SIMBAD references

Context. Determining the effects of an accretion disk is crucial to understanding the evolution of young stars. During the combined evolution, stellar and disk parameters influence one another, which motivated us to develop a combined stellar and disk model. This makes a combined numerical model, with the disk evolving alongside the star, the next logical step in the progress of studying early stellar evolution.
Aims. We aim to understand the effects of metallicity on the accretion disk and the stellar spin evolution during the T Tauri phase.
Methods. We combined the numerical treatment of a hydrodynamic disk with stellar evolution, including a stellar spin model and allowing a self-consistent calculation of the back-reactions between the individual components.
Results.
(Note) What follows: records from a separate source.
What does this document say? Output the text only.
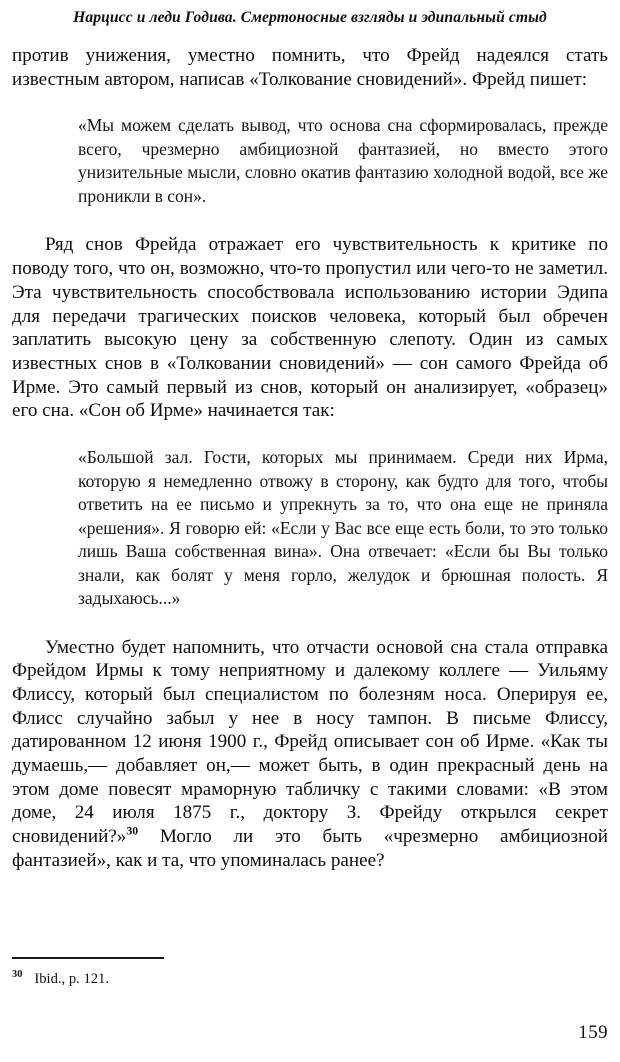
Нарцисс и леди Годива. Смертоносные взгляды и эдипальный стыд

против унижения, уместно помнить, что Фрейд надеялся стать известным автором, написав «Толкование сновидений». Фрейд пишет:

«Мы можем сделать вывод, что основа сна сформировалась, прежде всего, чрезмерно амбициозной фантазией, но вместо этого унизительные мысли, словно окатив фантазию холодной водой, все же проникли в сон».

Ряд снов Фрейда отражает его чувствительность к критике по поводу того, что он, возможно, что-то пропустил или чего-то не заметил. Эта чувствительность способствовала использованию истории Эдипа для передачи трагических поисков человека, который был обречен заплатить высокую цену за собственную слепоту. Один из самых известных снов в «Толковании сновидений» — сон самого Фрейда об Ирме. Это самый первый из снов, который он анализирует, «образец» его сна. «Сон об Ирме» начинается так:

«Большой зал. Гости, которых мы принимаем. Среди них Ирма, которую я немедленно отвожу в сторону, как будто для того, чтобы ответить на ее письмо и упрекнуть за то, что она еще не приняла «решения». Я говорю ей: «Если у Вас все еще есть боли, то это только лишь Ваша собственная вина». Она отвечает: «Если бы Вы только знали, как болят у меня горло, желудок и брюшная полость. Я задыхаюсь...»

Уместно будет напомнить, что отчасти основой сна стала отправка Фрейдом Ирмы к тому неприятному и далекому коллеге — Уильяму Флиссу, который был специалистом по болезням носа. Оперируя ее, Флисс случайно забыл у нее в носу тампон. В письме Флиссу, датированном 12 июня 1900 г., Фрейд описывает сон об Ирме. «Как ты думаешь,— добавляет он,— может быть, в один прекрасный день на этом доме повесят мраморную табличку с такими словами: «В этом доме, 24 июля 1875 г., доктору З. Фрейду открылся секрет сновидений?»$^{30}$ Могло ли это быть «чрезмерно амбициозной фантазией», как и та, что упоминалась ранее?

$^{30}$ Ibid., p. 121.
159
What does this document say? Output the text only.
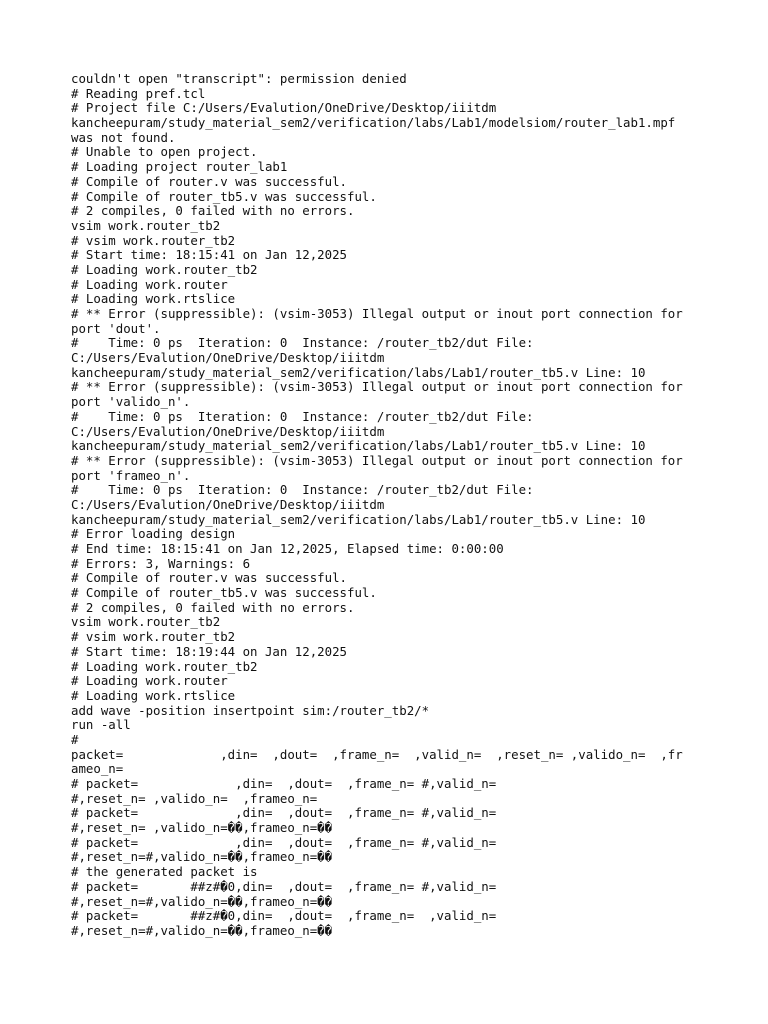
couldn't open "transcript": permission denied
# Reading pref.tcl
# Project file C:/Users/Evalution/OneDrive/Desktop/iiitdm
kancheepuram/study_material_sem2/verification/labs/Lab1/modelsiom/router_lab1.mpf
was not found.
# Unable to open project.
# Loading project router_lab1
# Compile of router.v was successful.
# Compile of router_tb5.v was successful.
# 2 compiles, 0 failed with no errors.
vsim work.router_tb2
# vsim work.router_tb2
# Start time: 18:15:41 on Jan 12,2025
# Loading work.router_tb2
# Loading work.router
# Loading work.rtslice
# ** Error (suppressible): (vsim-3053) Illegal output or inout port connection for
port 'dout'.
#    Time: 0 ps  Iteration: 0  Instance: /router_tb2/dut File:
C:/Users/Evalution/OneDrive/Desktop/iiitdm
kancheepuram/study_material_sem2/verification/labs/Lab1/router_tb5.v Line: 10
# ** Error (suppressible): (vsim-3053) Illegal output or inout port connection for
port 'valido_n'.
#    Time: 0 ps  Iteration: 0  Instance: /router_tb2/dut File:
C:/Users/Evalution/OneDrive/Desktop/iiitdm
kancheepuram/study_material_sem2/verification/labs/Lab1/router_tb5.v Line: 10
# ** Error (suppressible): (vsim-3053) Illegal output or inout port connection for
port 'frameo_n'.
#    Time: 0 ps  Iteration: 0  Instance: /router_tb2/dut File:
C:/Users/Evalution/OneDrive/Desktop/iiitdm
kancheepuram/study_material_sem2/verification/labs/Lab1/router_tb5.v Line: 10
# Error loading design
# End time: 18:15:41 on Jan 12,2025, Elapsed time: 0:00:00
# Errors: 3, Warnings: 6
# Compile of router.v was successful.
# Compile of router_tb5.v was successful.
# 2 compiles, 0 failed with no errors.
vsim work.router_tb2
# vsim work.router_tb2
# Start time: 18:19:44 on Jan 12,2025
# Loading work.router_tb2
# Loading work.router
# Loading work.rtslice
add wave -position insertpoint sim:/router_tb2/*
run -all
#
packet=             ,din=  ,dout=  ,frame_n=  ,valid_n=  ,reset_n= ,valido_n=  ,fr
ameo_n=
# packet=             ,din=  ,dout=  ,frame_n= #,valid_n=
#,reset_n= ,valido_n=  ,frameo_n=
# packet=             ,din=  ,dout=  ,frame_n= #,valid_n=
#,reset_n= ,valido_n=��,frameo_n=��
# packet=             ,din=  ,dout=  ,frame_n= #,valid_n=
#,reset_n=#,valido_n=��,frameo_n=��
# the generated packet is
# packet=       ##z#�0,din=  ,dout=  ,frame_n= #,valid_n=
#,reset_n=#,valido_n=��,frameo_n=��
# packet=       ##z#�0,din=  ,dout=  ,frame_n=  ,valid_n=
#,reset_n=#,valido_n=��,frameo_n=��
We present the self-consistent theoretical evolution of T Tauri stars coupled to a stellar disk. We find that disks in low-metallicity environments are heated differently and have shorter lifetimes compared to their solar-metallicity counterparts. Differences in stellar radii, the contraction rate of the stellar radius, and the shorter disk lifetimes result in low-metallicity stars rotating more rapidly.
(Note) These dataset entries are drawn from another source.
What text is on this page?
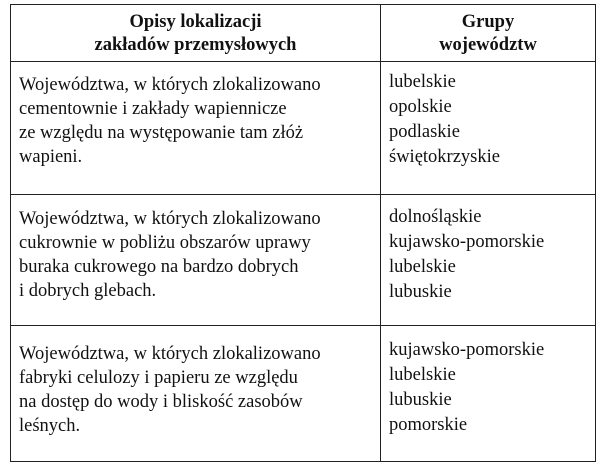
Opisy lokalizacji
zakładów przemysłowych
Grupy
województw
Województwa, w których zlokalizowano
cementownie i zakłady wapiennicze
ze względu na występowanie tam złóż
wapieni.
lubelskie
opolskie
podlaskie
świętokrzyskie
Województwa, w których zlokalizowano
cukrownie w pobliżu obszarów uprawy
buraka cukrowego na bardzo dobrych
i dobrych glebach.
dolnośląskie
kujawsko-pomorskie
lubelskie
lubuskie
Województwa, w których zlokalizowano
fabryki celulozy i papieru ze względu
na dostęp do wody i bliskość zasobów
leśnych.
kujawsko-pomorskie
lubelskie
lubuskie
pomorskie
Conclusions. We present an additional explanation for the observed short disk lifetimes in low-metallicity clusters. A combination of our model with those of previous studies (e.g., a metallicity-based photo-evaporation) could help us understand disk evolution and dispersal at different metallicities. Furthermore, our stellar spin evolution model includes several important effects that had previously been ignored (e.g., the stellar magnetic field strength and a realistic calculation of the disk lifetime). We encourage others to include our results as initial or input parameters in further spin evolution models that cover the stellar evolution toward and during the main sequence.